BANDUNG, Kanal Berita – – Pidato Presiden Prabowo Subianto dalam Konferensi Tingkat Tinggi Perserikatan Bangsa-Bangsa pada Selasa (23/9/2025) menuai kritik tajam dari kalangan ulama Indonesia. Dalam kesempatan tersebut, Prabowo menyampaikan sikap Indonesia yang mendukung kemerdekaan dan kedaulatan Palestina serta kesediaannya mengakui negara Israel jika solusi dua negara (twostate solution) disepakati.
Ketua Forum Ulama Umat Indonesia (FUUI), KH Athian Ali M.Dai, memberikan respons keras terhadap substansi pidato presiden tersebut. Menurutnya, konsep solusi dua negara untuk menyelesaikan konflik Palestina-Israel bertentangan dengan nilai-nilai fundamental yang tertuang dalam konstitusi Indonesia.
“Padahal sangat jelas dalam Pembukaan UUD 1945 dinyatakan bahwa kemerdekaan adalah hak atas segala bangsa dan penjajahan di atas dunia harus dihapuskan. Sementara solusi dua negara melegalkan imprialisme, bahkan memberikan kedaulatan bagi Israel sebagai penjajah untuk menguasai secara legal tanah jajahannya,” tegas KH Athian dengan nada keras.
Kritik yang disampaikan tidak hanya menyangkut aspek konstitusional, tetapi juga mempertanyakan legitimasi representasi presiden dalam forum internasional. KH Athian mempertanyakan apakah sikap yang disampaikan Prabowo benar-benar mencerminkan aspirasi mayoritas rakyat Indonesia.
Menurutnya, mayoritas masyarakat Indonesia justru menginginkan kemerdekaan penuh bagi Palestina tanpa syarat apapun, dan menuntut Israel sebagai penjajah untuk keluar sepenuhnya dari wilayah Palestina tanpa kompromi.

“Kalau logika solusi dua negara diterapkan bagi penjajah maka Indonesia saat 1945 harusnya solusinya dibagi menjadi tiga negara yakni Belanda, Jepang dan Indonesia sendiri,” terang KH Athian dengan menggunakan analogi sejarah kemerdekaan Indonesia.
Perbandingan historis ini dimaksudkan untuk menunjukkan absurditas dari konsep solusi dua negara ketika diterapkan pada kasus penjajahan. Jika logika tersebut dibenarkan, maka Indonesia yang dijajah oleh Belanda dan Jepang seharusnya berbagi wilayah dengan kedua negara penjajah tersebut setelah kemerdekaan.
KH Athian juga mengkhawatirkan bahwa konsep solusi dua negara dapat menjadi preseden buruk bagi negara-negara lemah di masa depan.
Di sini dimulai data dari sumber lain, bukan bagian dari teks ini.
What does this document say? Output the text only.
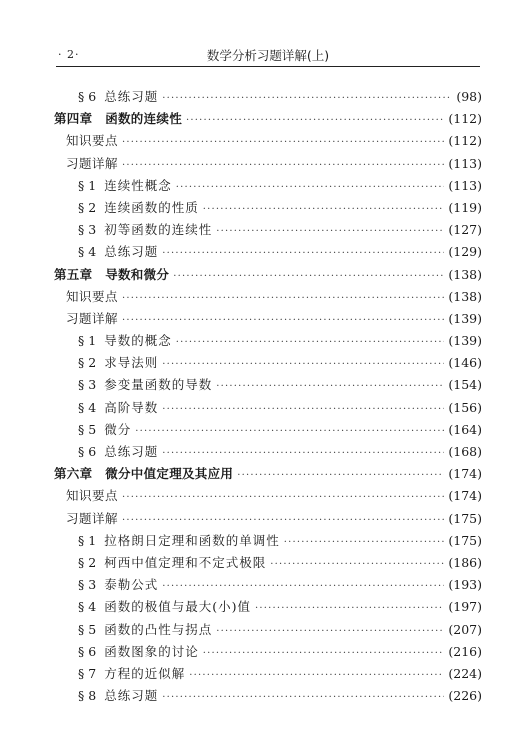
· 2·	数学分析习题详解(上)
§ 6 总练习题 ·····	(98)
第四章　函数的连续性 ·····	(112)
知识要点 ·····	(112)
习题详解 ·····	(113)
§ 1 连续性概念 ·····	(113)
§ 2 连续函数的性质 ·····	(119)
§ 3 初等函数的连续性 ·····	(127)
§ 4 总练习题 ·····	(129)
第五章　导数和微分 ·····	(138)
知识要点 ·····	(138)
习题详解 ·····	(139)
§ 1 导数的概念 ·····	(139)
§ 2 求导法则 ·····	(146)
§ 3 参变量函数的导数 ·····	(154)
§ 4 高阶导数 ·····	(156)
§ 5 微分 ·····	(164)
§ 6 总练习题 ·····	(168)
第六章　微分中值定理及其应用 ·····	(174)
知识要点 ·····	(174)
习题详解 ·····	(175)
§ 1 拉格朗日定理和函数的单调性 ·····	(175)
§ 2 柯西中值定理和不定式极限 ·····	(186)
§ 3 泰勒公式 ·····	(193)
§ 4 函数的极值与最大(小)值 ·····	(197)
§ 5 函数的凸性与拐点 ·····	(207)
§ 6 函数图象的讨论 ·····	(216)
§ 7 方程的近似解 ·····	(224)
§ 8 总练习题 ·····	(226)
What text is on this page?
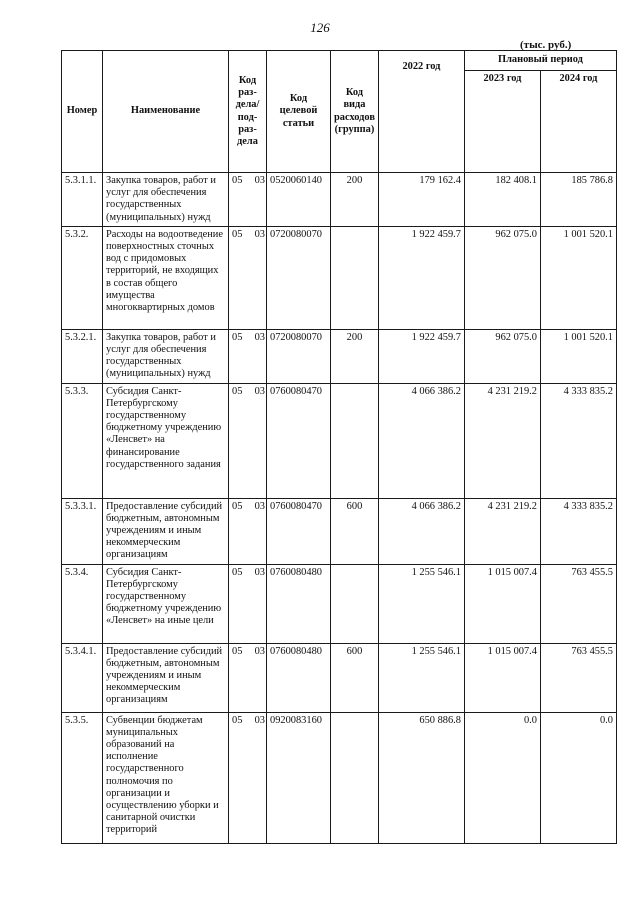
126
(тыс. руб.)
Номер	Наименование	Код раз-дела/ под-раз-дела	Код целевой статьи	Код вида расходов (группа)	2022 год	Плановый период	
						2023 год	2024 год
5.3.1.1.	Закупка товаров, работ и услуг для обеспечения государственных (муниципальных) нужд	05 03	0520060140	200	179 162.4	182 408.1	185 786.8
5.3.2.	Расходы на водоотведение поверхностных сточных вод с придомовых территорий, не входящих в состав общего имущества многоквартирных домов	05 03	0720080070		1 922 459.7	962 075.0	1 001 520.1
5.3.2.1.	Закупка товаров, работ и услуг для обеспечения государственных (муниципальных) нужд	05 03	0720080070	200	1 922 459.7	962 075.0	1 001 520.1
5.3.3.	Субсидия Санкт-Петербургскому государственному бюджетному учреждению «Ленсвет» на финансирование государственного задания	05 03	0760080470		4 066 386.2	4 231 219.2	4 333 835.2
5.3.3.1.	Предоставление субсидий бюджетным, автономным учреждениям и иным некоммерческим организациям	05 03	0760080470	600	4 066 386.2	4 231 219.2	4 333 835.2
5.3.4.	Субсидия Санкт-Петербургскому государственному бюджетному учреждению «Ленсвет» на иные цели	05 03	0760080480		1 255 546.1	1 015 007.4	763 455.5
5.3.4.1.	Предоставление субсидий бюджетным, автономным учреждениям и иным некоммерческим организациям	05 03	0760080480	600	1 255 546.1	1 015 007.4	763 455.5
5.3.5.	Субвенции бюджетам муниципальных образований на исполнение государственного полномочия по организации и осуществлению уборки и санитарной очистки территорий	05 03	0920083160		650 886.8	0.0	0.0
Menurutnya, jika prinsip ini diterima dalam hukum internasional, maka negara-negara besar dan kuat akan dengan mudah menjajah negara lemah, kemudian setelah sekian tahun membagi wilayah tersebut menjadi dua negara.
Dalam skenario tersebut, sang penjajah akan mendapatkan wilayah dan pengakuan legal internasional meskipun wilayah tersebut diperoleh melalui perampasan dan penjajahan. Sementara negara yang dijajah harus rela kehilangan sebagian wilayahnya karena terpaksa berbagi dengan negara penjajah.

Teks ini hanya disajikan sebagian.